Éviter toute apparence de conflit d’intérêts

Malgré tous les efforts du nouveau gestionnaire pour traiter équitablement les membres de son équipe, il se peut très bien que certains dénoncent un manque d’impartialité ou une apparence de conflit d’intérêts, prévient Maryse Shaffer, elle qui est aussi coach de gestion.

« On ne peut contrôler ce que les gens s’imaginent. Si le leader passe le week-end avec son ami, il peut croire que des choses s’y sont dites, même si ce n’est pas vrai », illustre-t-elle.

Tisser des liens avec ses nouveaux subordonnés, en allant par exemple dîner avec eux et non pas qu’avec ses proches, atténuera les risques, selon Geneviève Dicaire.

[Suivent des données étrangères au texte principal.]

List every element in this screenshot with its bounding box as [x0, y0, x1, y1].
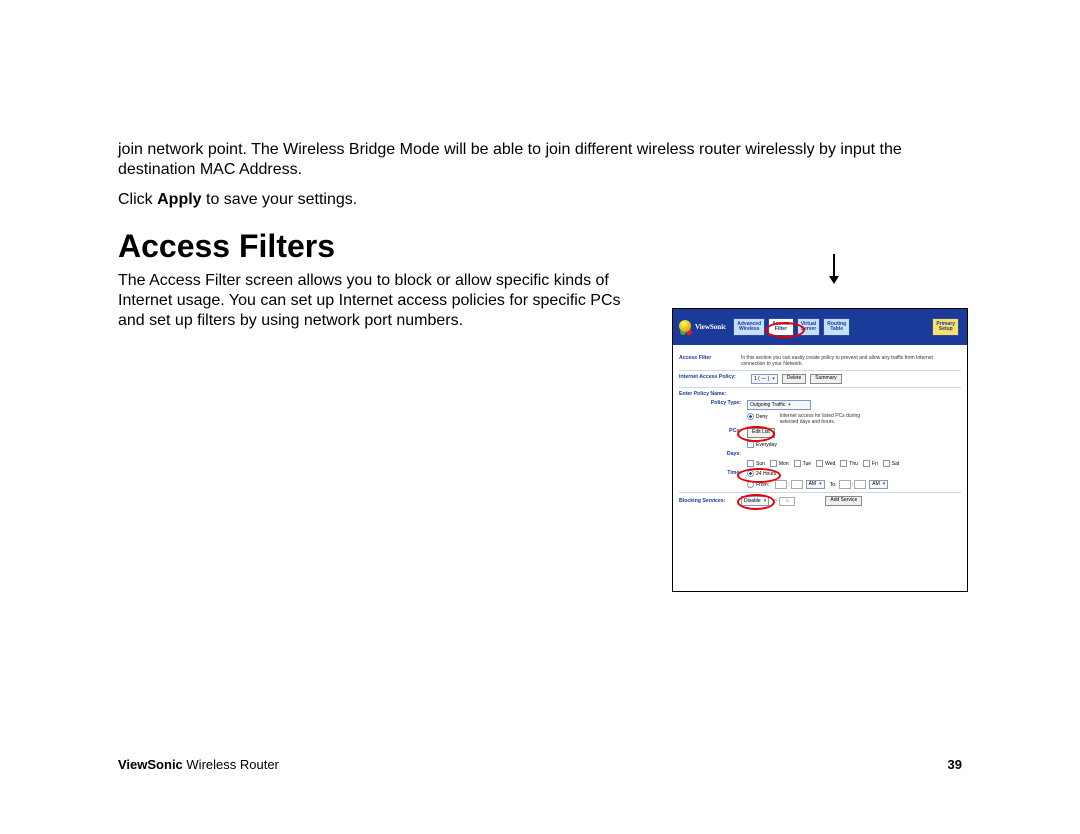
figure-nav-bar: ViewSonic Advanced Wireless Access Filte… [673, 309, 967, 345]
section-desc: In this section you can easily create po… [741, 355, 941, 367]
to-label: To: [830, 482, 837, 488]
enter-policy-name-label: Enter Policy Name: [679, 391, 751, 397]
summary-button[interactable]: Summary [810, 374, 841, 384]
blocking-sep: ~ [774, 498, 777, 504]
to-hour[interactable] [839, 480, 851, 489]
tab-advanced-wireless[interactable]: Advanced Wireless [733, 318, 765, 336]
section-description: The Access Filter screen allows you to b… [118, 271, 648, 331]
deny-hint: Internet access for listed PCs during se… [780, 413, 880, 425]
tab-routing-table[interactable]: Routing Table [823, 318, 850, 336]
apply-line: Click Apply to save your settings. [118, 190, 962, 210]
brand-mark-icon [677, 318, 693, 336]
from-min[interactable] [791, 480, 803, 489]
day-sat[interactable]: Sat [883, 460, 900, 467]
separator [679, 370, 961, 371]
days-label: Days: [679, 451, 747, 457]
screenshot-figure: ViewSonic Advanced Wireless Access Filte… [672, 308, 968, 592]
blocking-services-label: Blocking Services: [679, 498, 741, 504]
section-heading: Access Filters [118, 228, 962, 265]
page-footer: ViewSonic Wireless Router 39 [118, 757, 962, 772]
edit-list-label: Edit List [752, 429, 770, 435]
separator [679, 492, 961, 493]
policy-type-label: Policy Type: [679, 400, 747, 406]
from-ampm[interactable]: AM [806, 480, 825, 489]
policy-type-select[interactable]: Outgoing Traffic [747, 400, 811, 410]
deny-radio[interactable]: Deny [747, 413, 768, 420]
tab-primary-setup[interactable]: Primary Setup [932, 318, 959, 336]
brand-text: ViewSonic [695, 323, 726, 331]
policy-label: Internet Access Policy: [679, 374, 751, 380]
intro-paragraph: join network point. The Wireless Bridge … [118, 140, 962, 180]
tab-access-filter-label: Access Filter [772, 322, 790, 333]
everyday-checkbox[interactable]: Everyday [747, 441, 777, 448]
tab-access-filter[interactable]: Access Filter [768, 318, 794, 336]
day-fri[interactable]: Fri [863, 460, 878, 467]
day-wed[interactable]: Wed [816, 460, 835, 467]
day-mon[interactable]: Mon [770, 460, 789, 467]
add-service-button[interactable]: Add Service [825, 496, 862, 506]
separator [679, 387, 961, 388]
radio-24-hours[interactable]: 24 Hours [747, 470, 776, 477]
time-label: Time: [679, 470, 747, 476]
brand-logo: ViewSonic [677, 318, 726, 336]
apply-bold: Apply [157, 191, 201, 208]
day-thu[interactable]: Thu [840, 460, 858, 467]
blocking-port[interactable]: 0 [779, 497, 795, 506]
apply-prefix: Click [118, 191, 157, 208]
delete-button[interactable]: Delete [782, 374, 806, 384]
edit-list-button[interactable]: Edit List [747, 428, 775, 438]
apply-suffix: to save your settings. [202, 191, 358, 208]
section-title: Access Filter [679, 355, 741, 361]
page-number: 39 [948, 757, 962, 772]
day-sun[interactable]: Sun [747, 460, 765, 467]
policy-select[interactable]: 1 ( — ) [751, 374, 778, 384]
footer-brand: ViewSonic [118, 757, 183, 772]
tab-virtual-server[interactable]: Virtual Server [797, 318, 821, 336]
day-tue[interactable]: Tue [794, 460, 811, 467]
radio-from[interactable]: From: [747, 481, 769, 488]
blocking-select[interactable]: Disable [741, 496, 769, 506]
to-ampm[interactable]: AM [869, 480, 888, 489]
from-hour[interactable] [775, 480, 787, 489]
pcs-label: PCs: [679, 428, 747, 434]
to-min[interactable] [854, 480, 866, 489]
footer-product: Wireless Router [183, 757, 279, 772]
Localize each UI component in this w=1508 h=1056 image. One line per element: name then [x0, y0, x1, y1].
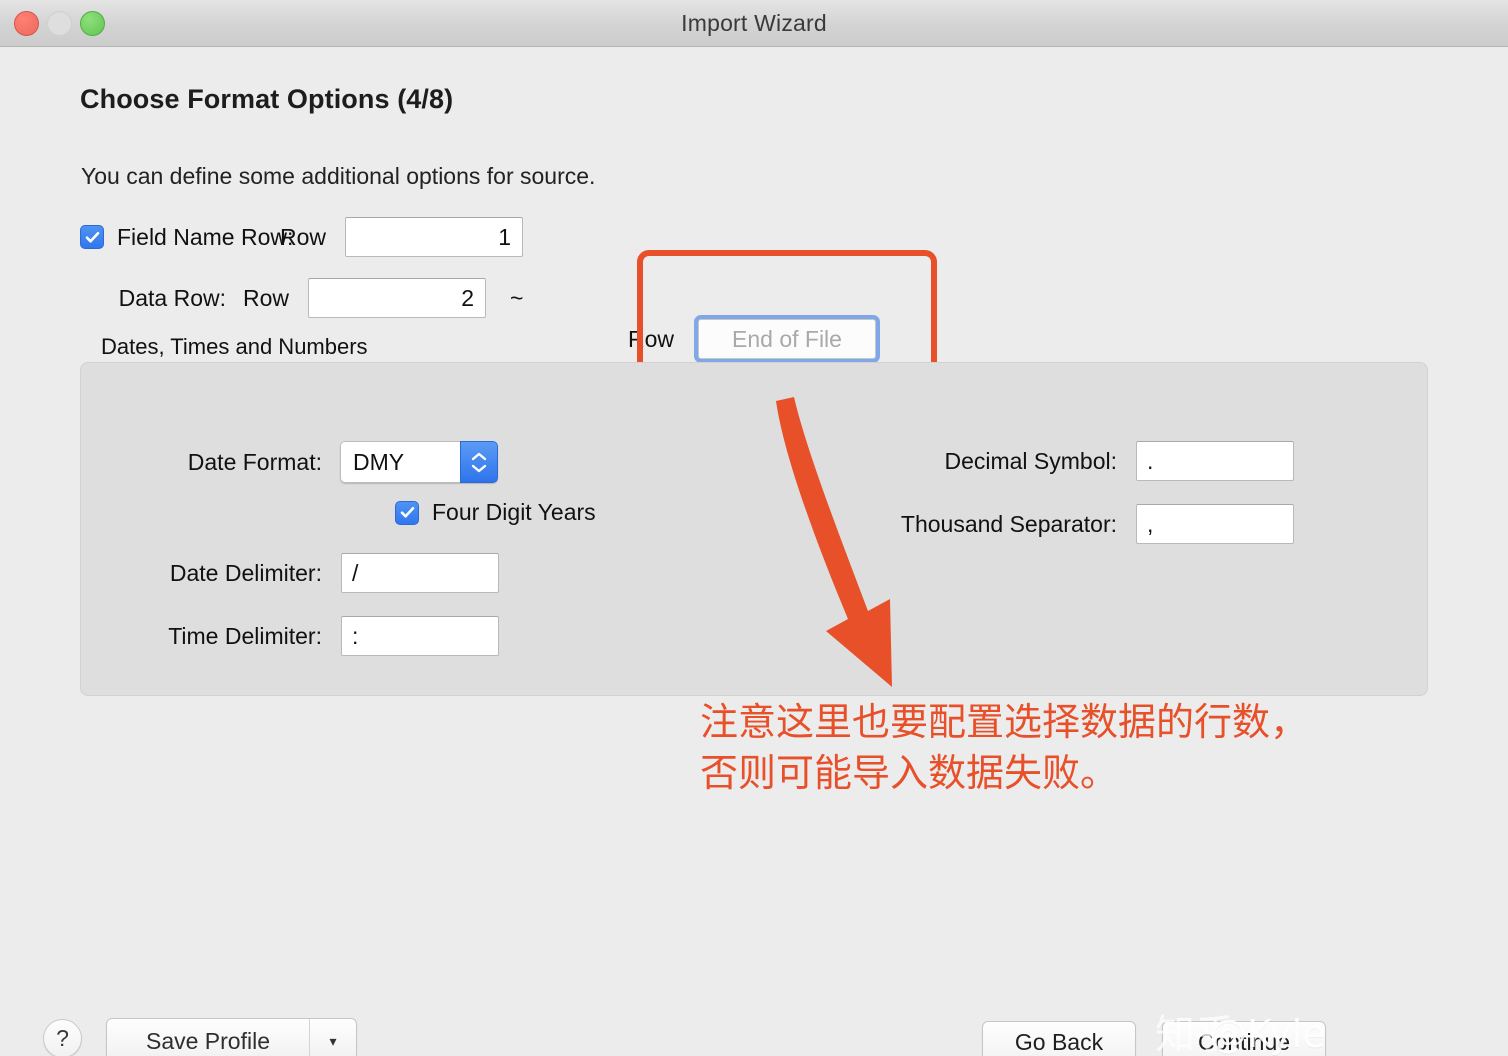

Ouvrir son réseau au sein de l’entreprise afin d’y inclure d’autres gestionnaires aussi. Ce sont eux, dorénavant, qui pourront réellement servir de confidents au leader, de personnes-ressources avec qui ventiler ou partager des idées, et non plus l’ami vers qui il avait l’habitude de se tourner.

Ce n’est toutefois pas chose facile, d’après les auteurs de l’étude dont les résultats ont été publiés dans la Harvard Business Review en 2020 ; la plupart des répondants ont dit retomber dans leurs vieux réflexes, surtout lorsqu’ils étaient stressés ou en colère.

S’entourer au moment d’avoir des conversations difficiles

Faire une intervention pour redresser la performance d’un collaborateur ou lui annoncer son renvoi est un exercice qui, en temps normal, peut générer son lot d’inconfort. Ce l’est d’autant plus lorsqu’un lien spécial unit la personne à son gestionnaire.

« Le leader peut se demander quel impact la discussion aura sur leur amitié », illustre Maryse Shaffer.
Julie Lajoie espère que l’employeur offrira de l’aide au nouveau gestionnaire afin de l’outiller le plus possible, quitte à l’offrir avant son entrée en fonction.

Le dirigeant doit s’en tenir aux faits lors de l’annonce. « Ça ne veut pas dire d’être froid ou distant, nuance la psychologue organisationnelle. Dans certains contextes, ça peut même être nécessaire que quelqu’un d’autre transmette le message, selon la culture de l’organisation. »

Geneviève Dicaire recommande d’être accompagné, que ce soit de son propre supérieur ou d’un professionnel RH, au moment d’avoir cette discussion.